Je me permets de faire partager mon expérience personnelle sur Lisbonne, qui apparaîtra je le sais, comme un cheveux sur la soupe à l'heure où la capitale portugaise est unanimement adulée. J'espère que ces mots pourront vous distraire et peut-être vous être utiles. Bien entendu, je respecte sans réserve tout ceux qui aiment Lisbonne, et pourront aussi respecter mon opinion encore une fois très personnelle.
Pourquoi pas Lisbonne ?
On vous promet dix ans d'exonération fiscale, des palais chargés d'histoire et un peuple chaleureux comme son soleil et ses plages, et c'était presque vrai…

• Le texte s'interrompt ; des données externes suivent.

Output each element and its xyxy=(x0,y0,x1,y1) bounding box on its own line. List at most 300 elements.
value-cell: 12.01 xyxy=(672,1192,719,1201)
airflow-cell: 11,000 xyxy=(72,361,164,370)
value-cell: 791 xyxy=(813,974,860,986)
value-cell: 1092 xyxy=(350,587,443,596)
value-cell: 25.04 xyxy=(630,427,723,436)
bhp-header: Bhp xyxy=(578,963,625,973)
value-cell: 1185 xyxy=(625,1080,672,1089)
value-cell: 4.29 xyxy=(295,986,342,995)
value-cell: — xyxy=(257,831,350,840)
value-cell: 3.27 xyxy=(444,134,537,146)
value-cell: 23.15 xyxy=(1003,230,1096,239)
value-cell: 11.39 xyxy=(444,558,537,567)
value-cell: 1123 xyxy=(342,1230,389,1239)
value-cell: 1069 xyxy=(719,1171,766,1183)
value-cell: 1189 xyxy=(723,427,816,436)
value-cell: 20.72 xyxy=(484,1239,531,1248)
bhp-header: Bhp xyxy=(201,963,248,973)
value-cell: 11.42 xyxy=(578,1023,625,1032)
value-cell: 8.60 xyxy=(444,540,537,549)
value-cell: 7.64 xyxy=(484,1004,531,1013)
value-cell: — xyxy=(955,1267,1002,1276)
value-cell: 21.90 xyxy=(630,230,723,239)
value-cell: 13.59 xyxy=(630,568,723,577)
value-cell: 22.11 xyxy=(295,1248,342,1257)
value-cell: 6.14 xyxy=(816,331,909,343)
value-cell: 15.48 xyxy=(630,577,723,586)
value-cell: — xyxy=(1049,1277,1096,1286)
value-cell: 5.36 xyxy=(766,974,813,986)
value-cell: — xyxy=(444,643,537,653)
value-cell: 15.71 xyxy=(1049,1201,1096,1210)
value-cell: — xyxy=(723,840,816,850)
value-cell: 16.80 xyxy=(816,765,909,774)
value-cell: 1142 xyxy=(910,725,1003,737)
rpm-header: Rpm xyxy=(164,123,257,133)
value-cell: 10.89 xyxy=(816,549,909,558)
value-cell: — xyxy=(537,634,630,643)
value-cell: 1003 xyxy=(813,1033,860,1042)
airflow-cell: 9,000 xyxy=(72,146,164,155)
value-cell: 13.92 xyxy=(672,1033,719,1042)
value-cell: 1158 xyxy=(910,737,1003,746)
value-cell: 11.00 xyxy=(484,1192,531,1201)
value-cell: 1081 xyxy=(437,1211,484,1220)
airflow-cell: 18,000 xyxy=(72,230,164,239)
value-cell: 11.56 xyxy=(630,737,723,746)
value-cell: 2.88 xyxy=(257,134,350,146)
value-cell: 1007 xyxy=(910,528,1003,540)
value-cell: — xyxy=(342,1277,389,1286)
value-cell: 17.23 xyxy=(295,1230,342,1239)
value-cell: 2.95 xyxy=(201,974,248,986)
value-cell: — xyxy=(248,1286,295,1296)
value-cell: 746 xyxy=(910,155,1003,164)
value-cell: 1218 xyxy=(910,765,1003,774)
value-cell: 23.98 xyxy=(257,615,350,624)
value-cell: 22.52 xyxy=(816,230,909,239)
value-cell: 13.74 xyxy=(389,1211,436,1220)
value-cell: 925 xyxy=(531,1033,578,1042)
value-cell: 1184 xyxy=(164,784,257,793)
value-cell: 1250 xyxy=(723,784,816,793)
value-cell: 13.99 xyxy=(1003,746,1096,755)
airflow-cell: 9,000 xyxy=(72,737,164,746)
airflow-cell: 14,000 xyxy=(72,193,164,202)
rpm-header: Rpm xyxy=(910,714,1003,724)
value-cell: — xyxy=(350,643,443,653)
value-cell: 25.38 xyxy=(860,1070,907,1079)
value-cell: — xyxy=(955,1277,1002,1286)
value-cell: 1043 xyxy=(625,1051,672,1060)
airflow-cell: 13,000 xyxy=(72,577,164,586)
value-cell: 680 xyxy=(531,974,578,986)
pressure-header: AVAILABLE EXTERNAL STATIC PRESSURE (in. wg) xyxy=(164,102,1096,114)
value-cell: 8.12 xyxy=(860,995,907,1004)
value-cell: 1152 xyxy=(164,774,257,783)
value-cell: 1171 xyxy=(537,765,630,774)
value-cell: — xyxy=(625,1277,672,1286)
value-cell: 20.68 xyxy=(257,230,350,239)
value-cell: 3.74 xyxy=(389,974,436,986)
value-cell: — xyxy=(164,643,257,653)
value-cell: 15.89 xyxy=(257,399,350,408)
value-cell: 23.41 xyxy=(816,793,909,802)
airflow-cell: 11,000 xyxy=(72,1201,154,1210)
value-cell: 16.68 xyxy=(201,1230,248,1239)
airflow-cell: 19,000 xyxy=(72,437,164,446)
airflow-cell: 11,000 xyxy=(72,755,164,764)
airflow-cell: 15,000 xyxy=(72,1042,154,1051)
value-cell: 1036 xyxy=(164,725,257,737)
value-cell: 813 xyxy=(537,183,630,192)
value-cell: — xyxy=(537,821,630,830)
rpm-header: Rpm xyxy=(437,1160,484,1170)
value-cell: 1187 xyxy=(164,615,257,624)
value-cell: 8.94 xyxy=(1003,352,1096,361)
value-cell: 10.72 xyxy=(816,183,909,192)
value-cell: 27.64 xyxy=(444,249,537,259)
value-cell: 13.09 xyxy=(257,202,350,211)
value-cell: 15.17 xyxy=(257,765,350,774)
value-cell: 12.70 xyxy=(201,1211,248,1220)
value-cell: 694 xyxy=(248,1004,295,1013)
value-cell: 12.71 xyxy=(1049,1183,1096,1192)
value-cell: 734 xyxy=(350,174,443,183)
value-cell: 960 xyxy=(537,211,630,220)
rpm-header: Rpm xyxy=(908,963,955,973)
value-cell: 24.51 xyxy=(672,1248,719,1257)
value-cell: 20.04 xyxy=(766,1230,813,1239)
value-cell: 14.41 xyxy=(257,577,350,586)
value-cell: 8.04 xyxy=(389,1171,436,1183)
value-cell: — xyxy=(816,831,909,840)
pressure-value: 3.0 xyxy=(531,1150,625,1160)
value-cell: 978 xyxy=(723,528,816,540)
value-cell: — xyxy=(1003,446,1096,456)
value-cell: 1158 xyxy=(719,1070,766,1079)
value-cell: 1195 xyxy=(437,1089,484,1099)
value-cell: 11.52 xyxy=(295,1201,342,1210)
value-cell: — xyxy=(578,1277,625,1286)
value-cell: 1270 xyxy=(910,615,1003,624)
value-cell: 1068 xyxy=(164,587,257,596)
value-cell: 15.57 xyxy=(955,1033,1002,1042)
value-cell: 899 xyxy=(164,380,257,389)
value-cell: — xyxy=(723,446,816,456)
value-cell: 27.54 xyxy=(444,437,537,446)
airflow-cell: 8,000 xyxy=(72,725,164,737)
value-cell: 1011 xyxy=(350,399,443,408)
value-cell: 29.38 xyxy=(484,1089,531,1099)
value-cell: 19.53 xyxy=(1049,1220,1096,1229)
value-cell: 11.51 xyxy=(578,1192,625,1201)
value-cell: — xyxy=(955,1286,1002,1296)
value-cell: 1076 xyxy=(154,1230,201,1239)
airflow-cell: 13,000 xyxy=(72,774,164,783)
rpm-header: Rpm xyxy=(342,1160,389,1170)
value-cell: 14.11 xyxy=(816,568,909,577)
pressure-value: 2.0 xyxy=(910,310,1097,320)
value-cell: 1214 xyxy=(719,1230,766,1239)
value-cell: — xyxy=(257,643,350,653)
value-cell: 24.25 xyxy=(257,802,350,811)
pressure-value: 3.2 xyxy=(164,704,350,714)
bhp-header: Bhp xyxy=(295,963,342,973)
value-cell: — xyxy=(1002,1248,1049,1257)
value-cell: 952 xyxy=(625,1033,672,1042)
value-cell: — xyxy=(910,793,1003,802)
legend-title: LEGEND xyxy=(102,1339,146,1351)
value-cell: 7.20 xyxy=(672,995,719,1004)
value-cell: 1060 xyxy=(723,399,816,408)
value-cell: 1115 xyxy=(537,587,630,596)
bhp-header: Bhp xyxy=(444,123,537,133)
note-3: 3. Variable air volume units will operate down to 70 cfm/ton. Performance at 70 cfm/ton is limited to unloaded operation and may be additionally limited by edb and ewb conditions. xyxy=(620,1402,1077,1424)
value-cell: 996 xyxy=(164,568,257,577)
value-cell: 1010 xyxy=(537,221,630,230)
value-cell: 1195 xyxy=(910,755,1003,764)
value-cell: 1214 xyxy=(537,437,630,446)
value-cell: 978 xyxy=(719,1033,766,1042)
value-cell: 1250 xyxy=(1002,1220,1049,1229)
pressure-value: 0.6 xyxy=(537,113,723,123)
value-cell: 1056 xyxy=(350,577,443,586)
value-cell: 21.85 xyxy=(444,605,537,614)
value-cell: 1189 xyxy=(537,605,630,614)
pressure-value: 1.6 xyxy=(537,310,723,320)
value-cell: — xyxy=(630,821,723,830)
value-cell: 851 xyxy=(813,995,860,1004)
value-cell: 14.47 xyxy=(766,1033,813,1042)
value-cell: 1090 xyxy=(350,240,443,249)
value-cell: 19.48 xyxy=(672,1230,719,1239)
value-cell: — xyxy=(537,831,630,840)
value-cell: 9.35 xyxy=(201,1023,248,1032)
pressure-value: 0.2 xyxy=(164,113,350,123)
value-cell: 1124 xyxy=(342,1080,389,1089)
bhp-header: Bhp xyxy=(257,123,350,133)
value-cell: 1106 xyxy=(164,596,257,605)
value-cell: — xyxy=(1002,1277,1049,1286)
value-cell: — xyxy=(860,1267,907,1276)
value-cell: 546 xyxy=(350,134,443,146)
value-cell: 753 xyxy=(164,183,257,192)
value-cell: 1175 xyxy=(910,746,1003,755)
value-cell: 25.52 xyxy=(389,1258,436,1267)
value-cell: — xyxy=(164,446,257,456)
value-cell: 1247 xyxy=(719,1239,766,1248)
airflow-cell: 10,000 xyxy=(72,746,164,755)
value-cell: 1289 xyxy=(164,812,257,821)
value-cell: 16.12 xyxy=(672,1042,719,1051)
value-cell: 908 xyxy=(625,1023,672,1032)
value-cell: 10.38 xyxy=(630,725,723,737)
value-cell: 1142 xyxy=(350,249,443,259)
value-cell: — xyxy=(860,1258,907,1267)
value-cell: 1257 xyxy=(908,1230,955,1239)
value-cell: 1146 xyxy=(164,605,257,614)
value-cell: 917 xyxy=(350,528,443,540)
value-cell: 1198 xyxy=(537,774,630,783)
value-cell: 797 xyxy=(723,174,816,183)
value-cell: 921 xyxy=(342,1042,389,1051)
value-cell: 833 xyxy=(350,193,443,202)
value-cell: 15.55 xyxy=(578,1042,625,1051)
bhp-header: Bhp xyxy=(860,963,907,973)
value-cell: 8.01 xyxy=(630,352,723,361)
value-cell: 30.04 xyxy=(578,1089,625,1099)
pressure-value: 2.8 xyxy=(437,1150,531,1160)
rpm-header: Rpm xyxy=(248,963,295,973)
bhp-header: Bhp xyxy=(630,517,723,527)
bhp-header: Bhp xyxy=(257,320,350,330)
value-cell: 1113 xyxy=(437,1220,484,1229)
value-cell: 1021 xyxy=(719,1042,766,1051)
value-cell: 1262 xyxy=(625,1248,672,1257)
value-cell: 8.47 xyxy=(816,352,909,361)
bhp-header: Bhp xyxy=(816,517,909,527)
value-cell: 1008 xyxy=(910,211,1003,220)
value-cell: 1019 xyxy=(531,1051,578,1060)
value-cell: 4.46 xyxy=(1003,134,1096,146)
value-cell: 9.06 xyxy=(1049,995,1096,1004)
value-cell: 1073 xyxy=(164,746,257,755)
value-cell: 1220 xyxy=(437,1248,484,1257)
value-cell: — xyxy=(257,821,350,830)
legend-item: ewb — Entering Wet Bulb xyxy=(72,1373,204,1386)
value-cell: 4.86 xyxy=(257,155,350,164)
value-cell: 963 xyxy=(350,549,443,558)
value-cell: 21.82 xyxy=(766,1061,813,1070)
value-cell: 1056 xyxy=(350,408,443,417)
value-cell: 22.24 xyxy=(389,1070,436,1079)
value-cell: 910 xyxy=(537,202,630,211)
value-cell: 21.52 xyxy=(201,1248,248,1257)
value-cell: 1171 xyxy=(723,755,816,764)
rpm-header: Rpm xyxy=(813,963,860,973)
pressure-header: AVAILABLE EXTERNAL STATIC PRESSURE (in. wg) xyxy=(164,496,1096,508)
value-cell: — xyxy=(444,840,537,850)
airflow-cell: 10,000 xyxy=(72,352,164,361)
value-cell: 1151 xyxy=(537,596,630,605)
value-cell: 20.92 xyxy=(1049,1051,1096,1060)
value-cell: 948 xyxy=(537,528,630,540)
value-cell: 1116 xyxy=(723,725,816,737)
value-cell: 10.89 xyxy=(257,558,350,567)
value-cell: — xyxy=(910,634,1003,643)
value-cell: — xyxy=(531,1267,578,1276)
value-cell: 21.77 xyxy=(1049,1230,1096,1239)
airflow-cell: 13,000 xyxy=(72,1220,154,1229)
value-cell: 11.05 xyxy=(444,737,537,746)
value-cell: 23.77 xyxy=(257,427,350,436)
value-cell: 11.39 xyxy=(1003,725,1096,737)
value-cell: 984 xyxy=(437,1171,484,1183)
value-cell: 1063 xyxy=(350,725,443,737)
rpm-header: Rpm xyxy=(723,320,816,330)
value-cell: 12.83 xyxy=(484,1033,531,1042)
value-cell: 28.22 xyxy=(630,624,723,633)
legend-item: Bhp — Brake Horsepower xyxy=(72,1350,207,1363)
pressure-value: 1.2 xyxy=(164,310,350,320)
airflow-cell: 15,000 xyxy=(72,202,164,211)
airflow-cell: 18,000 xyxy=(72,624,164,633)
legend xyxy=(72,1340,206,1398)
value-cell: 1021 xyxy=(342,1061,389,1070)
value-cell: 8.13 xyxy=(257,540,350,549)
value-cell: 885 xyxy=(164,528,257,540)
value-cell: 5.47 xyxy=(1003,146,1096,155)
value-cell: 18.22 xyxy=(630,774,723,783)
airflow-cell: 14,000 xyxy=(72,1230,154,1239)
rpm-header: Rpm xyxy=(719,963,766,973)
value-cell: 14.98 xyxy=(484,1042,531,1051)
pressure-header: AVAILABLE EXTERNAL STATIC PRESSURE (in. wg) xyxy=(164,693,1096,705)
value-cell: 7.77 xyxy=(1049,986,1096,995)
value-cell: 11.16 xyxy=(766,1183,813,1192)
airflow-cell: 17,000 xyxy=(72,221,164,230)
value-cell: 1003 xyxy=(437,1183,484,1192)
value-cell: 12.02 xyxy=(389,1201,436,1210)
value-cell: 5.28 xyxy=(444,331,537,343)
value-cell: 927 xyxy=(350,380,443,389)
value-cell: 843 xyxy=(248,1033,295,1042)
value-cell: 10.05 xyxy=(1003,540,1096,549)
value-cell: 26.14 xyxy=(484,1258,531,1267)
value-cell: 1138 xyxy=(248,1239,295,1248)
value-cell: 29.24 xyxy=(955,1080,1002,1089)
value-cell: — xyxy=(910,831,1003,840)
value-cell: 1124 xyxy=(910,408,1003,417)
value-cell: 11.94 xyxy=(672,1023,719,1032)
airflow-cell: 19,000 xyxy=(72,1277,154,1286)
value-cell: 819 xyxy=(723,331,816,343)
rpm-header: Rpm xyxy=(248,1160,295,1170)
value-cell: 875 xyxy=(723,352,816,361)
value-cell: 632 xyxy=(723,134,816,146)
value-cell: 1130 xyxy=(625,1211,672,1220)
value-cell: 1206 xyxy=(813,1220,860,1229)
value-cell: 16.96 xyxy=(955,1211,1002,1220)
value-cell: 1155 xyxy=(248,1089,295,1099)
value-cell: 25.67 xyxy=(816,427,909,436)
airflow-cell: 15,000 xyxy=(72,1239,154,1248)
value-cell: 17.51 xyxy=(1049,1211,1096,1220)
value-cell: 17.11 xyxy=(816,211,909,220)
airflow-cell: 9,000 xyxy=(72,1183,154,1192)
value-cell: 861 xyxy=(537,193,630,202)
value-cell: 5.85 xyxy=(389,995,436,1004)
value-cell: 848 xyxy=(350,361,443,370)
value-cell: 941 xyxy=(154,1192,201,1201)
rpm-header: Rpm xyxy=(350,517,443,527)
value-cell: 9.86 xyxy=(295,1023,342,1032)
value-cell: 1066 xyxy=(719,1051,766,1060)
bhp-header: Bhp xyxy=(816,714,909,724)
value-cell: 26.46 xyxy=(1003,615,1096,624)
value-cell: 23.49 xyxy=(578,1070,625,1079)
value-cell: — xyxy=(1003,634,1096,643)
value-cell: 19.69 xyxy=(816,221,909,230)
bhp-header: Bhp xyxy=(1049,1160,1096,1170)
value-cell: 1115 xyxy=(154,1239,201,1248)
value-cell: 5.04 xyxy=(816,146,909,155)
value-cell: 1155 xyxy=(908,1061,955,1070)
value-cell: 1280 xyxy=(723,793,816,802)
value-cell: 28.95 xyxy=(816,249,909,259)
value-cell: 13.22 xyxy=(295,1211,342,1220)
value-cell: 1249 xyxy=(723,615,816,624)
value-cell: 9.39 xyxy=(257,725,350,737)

En arrivant à Lisbonne pour la première fois en 2014, j'ai été saisi par le potentiel d'un centre historique jalousement préservé depuis sa dévastation lors du tremblement terre, raz-de-marée et incendies de 1755 : de belles places, dont la grandiose praça do comercio donnant sur la scintillante mer de paille, de jolies points de vue depuis les nombreux miradouro des sept collines, des parcs à la végétation luxuriante et de belles façades couvertes d'azulero graphiques et colorés. En plus, à trente minutes de voiture, après le Cascais des russes à lèvres de canard et Cayenne turbo blanches, s'étendent les côtes de l'Atlantique, paysage d'une grande beauté quasiment vierge de constructions avec ses grandes plages, dunes sahariennes, vents violents et vagues spectaculaires faisant le bonheur des surfeurs. C'était le mois de mai et en Suisse il pleuvait, évidemment. A Lisbonne, on quittait déjà veste et pullover pour profiter d'un soleil merveilleusement ventilé par une petite brise sur-mesure pour le farniente…
Bref, pouvoir jouir d'autant de plaisirs tout en restant en Europe, alors, pourquoi hésiter ! J'y suis allé ! Et j'en suis revenu…
Orgueil et frustrations
Le petit pays a vécu une crise économique terrible et sans les milliards d'aide externe et investissements et dépenses étrangers, il ne fait aucun doute que son PPA aurait chuté au niveau des pays africains. Avant cela, le fier Empire avait déjà subit la désillusion de perdre la quasi totalité de ses colonies, réduit comme peau de chagrin jusqu'à la révolution des œillets de 1974. Aujourd'hui, le pays capitaliste porte une dette colossale, équivalente à son PIB, et la timide croissance profite inégalement au secteur des services à Lisbonne, première bénéficiaire des milliards européens, et depuis 2013, des centaines de millions d'investisseurs étrangers permettant aux immeubles pombalins en ruines de retrouver toute leur splendeur ! A quatre mille euros du mètre carré, on pouvait alors acheter des propriétés aux meilleurs endroits du centre ville, Baixa, Principe Real, Alfama, … Le boum touristique entraîna ensuite une hausse annuelle de 30% des prix du centre ville, soit le rendement des bienheureux investisseurs majoritairement étrangers. Les développeurs immobiliers portugais ont eux aussi profité de ce miracle pour faire fortune en maximisant leurs marges avec de la sous-traitance roumaine, ukrainienne, sénégalaise ou pakistanaise, délaissant leur jeunesse oisive aux joies de la fumette.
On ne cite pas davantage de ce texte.